Members of Native American tribes who receive land lease payments from the federal government, on which they rely to pay for electricity and food, have not received their payments since the beginning of the shutdown on October 1.

Temporary Assistance for Needy Families (TANF) benefits, which provide short-term cash assistance to families with dependent children, are likewise threatened by the government shutdown. The state of Arizona proposed to cut thousands of people off its TANF program earlier this month as a result of the shutdown, but made temporary funds available. The state’s governor warned, however, that the state would be unable to finance the program if the shutdown continued through November.

Government regulation has in large part come to a standstill. The Federal Energy Regulatory Commission, the Consumer Product Safety Commission, the Equal Employment Opportunity Commission, the National Labor Relations Board and the Environmental Protection Agency have all been forced to furlough over 90 percent of their employees.

The Occupational Safety and Health Administration has stopped inspecting workplaces, while the Food and Drug Administration has stopped food inspection except for meat, poultry and dairy. Over 2,000 Federal Aviation Administration inspectors remain furloughed, dramatically affecting the inspection of airplanes and repair stations.

US national parks remain shuttered and park rangers and other staff furloughed, while small businesses depending on national park tourism have been starved of customers.

Businesses requiring federal permits, such as distilleries and fisheries, have been significantly affected as well, with distilleries unable to bring new products to market and fishermen unable to apply for permits. The Agriculture Department has stopped releasing statistical information that farmers rely on to make planting and harvesting decisions. The department has also cut commodity loans to small farmers.

Some federal courts have been forced to cut back on staffing and will likely have to close after October 17 if funding is not restored, while the Supreme Court has said it will be forced to close after October 18 if the shutdown continues.

The shutdown of the federal government, now in its third week, has revealed to millions of people the complete indifference of the political establishment to their most basic needs. It has deepened the alienation felt by millions of people from both the Democratic and Republican parties. This was expressed in a number of polls this week, including a poll by the Associated Press-GfK that showed only 5 percent of the population approved of the job Congress is doing, while 83 percent disapproved.

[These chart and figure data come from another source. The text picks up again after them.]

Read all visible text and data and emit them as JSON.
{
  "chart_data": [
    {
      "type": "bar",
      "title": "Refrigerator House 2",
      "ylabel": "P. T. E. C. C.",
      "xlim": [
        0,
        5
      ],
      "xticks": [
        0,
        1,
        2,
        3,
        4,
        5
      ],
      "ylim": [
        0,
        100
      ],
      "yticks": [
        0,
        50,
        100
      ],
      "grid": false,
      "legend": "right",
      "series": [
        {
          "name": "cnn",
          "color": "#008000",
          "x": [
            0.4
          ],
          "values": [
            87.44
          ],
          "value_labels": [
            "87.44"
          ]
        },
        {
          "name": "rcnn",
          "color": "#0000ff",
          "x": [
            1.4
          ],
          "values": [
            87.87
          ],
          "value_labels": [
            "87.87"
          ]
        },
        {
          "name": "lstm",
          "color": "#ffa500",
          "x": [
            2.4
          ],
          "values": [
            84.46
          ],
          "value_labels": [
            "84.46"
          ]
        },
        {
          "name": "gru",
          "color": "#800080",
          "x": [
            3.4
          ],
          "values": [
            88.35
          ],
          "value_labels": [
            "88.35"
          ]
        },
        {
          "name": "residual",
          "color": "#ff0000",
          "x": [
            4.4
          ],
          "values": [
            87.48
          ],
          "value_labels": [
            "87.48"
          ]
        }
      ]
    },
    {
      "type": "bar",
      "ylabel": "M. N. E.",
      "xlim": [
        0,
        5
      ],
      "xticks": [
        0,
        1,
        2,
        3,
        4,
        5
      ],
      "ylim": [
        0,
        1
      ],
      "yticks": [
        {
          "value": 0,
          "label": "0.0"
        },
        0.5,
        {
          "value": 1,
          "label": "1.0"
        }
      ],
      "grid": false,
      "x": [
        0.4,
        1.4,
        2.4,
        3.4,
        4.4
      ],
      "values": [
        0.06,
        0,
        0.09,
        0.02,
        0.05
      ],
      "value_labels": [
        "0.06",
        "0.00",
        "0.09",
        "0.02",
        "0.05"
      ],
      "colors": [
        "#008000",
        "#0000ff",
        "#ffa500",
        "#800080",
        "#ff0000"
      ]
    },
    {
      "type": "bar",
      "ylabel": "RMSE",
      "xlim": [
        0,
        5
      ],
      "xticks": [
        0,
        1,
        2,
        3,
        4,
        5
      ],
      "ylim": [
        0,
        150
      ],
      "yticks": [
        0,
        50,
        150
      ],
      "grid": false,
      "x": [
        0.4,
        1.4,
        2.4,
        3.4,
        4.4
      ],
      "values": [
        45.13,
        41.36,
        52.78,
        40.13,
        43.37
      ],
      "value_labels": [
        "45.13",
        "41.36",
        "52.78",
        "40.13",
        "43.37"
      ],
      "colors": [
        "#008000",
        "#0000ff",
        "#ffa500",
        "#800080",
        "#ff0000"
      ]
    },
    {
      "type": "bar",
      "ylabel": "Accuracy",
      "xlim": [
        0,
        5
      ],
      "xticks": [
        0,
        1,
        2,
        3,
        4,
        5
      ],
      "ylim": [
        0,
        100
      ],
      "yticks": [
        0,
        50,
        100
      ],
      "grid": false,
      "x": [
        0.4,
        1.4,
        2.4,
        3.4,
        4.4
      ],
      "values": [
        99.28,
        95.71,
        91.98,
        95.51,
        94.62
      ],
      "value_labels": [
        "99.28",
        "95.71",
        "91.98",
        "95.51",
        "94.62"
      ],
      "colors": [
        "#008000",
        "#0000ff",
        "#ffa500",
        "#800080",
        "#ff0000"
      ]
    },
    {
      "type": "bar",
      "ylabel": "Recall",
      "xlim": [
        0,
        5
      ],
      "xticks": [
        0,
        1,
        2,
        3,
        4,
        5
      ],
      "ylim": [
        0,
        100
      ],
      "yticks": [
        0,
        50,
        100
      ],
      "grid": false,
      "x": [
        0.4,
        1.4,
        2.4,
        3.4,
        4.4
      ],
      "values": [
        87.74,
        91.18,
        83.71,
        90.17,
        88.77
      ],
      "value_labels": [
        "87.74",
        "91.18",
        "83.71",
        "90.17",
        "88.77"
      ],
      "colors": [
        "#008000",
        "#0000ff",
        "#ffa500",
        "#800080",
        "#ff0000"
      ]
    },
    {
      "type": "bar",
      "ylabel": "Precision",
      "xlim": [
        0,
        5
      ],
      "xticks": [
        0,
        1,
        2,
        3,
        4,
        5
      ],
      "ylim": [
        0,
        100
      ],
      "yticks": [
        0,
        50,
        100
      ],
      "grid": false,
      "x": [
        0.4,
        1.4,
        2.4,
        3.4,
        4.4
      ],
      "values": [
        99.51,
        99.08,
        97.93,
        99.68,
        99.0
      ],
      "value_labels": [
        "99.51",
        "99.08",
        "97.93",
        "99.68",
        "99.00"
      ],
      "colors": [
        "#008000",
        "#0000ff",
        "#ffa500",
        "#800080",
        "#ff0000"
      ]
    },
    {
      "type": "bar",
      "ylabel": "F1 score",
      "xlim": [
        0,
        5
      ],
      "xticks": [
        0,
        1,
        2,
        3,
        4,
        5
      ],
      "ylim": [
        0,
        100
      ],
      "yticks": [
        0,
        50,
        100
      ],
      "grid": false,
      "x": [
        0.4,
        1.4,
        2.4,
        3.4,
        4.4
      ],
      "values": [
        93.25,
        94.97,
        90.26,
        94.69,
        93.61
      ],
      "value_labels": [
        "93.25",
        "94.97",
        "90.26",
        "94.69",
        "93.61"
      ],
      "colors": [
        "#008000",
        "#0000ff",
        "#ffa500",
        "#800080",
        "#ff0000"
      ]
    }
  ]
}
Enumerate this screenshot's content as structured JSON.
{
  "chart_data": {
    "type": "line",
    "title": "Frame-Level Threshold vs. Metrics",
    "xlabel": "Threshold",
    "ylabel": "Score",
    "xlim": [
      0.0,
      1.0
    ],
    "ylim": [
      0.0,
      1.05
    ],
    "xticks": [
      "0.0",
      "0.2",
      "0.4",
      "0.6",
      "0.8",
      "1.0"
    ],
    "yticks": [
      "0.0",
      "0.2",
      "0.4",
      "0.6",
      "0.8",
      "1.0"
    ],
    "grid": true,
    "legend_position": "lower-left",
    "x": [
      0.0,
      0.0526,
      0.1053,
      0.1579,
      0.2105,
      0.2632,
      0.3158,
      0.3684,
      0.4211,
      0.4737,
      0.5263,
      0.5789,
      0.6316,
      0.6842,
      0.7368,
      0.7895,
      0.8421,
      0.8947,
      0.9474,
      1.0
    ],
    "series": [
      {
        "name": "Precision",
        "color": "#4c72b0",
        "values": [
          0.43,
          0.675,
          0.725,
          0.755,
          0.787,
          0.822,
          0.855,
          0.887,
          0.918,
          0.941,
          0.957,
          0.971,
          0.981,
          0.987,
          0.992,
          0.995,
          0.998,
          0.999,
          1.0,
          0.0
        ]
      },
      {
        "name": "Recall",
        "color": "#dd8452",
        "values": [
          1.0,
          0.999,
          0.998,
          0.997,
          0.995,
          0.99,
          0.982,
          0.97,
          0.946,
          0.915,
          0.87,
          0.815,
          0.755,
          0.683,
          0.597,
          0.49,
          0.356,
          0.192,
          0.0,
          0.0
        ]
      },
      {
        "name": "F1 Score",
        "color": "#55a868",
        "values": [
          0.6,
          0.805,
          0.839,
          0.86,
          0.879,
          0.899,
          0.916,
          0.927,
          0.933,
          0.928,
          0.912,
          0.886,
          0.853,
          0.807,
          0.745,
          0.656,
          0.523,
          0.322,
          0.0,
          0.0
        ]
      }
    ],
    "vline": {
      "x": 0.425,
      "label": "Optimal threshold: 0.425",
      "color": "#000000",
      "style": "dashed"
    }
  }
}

Another poll, conducted by Gallup and released last Friday, showed that 60 percent of the population believed the United States would benefit from a third party, while only 26 percent felt the existing parties did an adequate job. This marks the highest level of support for a third party in the ten-year history of the poll, a drastic change from 2003 when only 40 percent of the population believed the country needed a third party, while 56 percent believed the existing parties were adequate.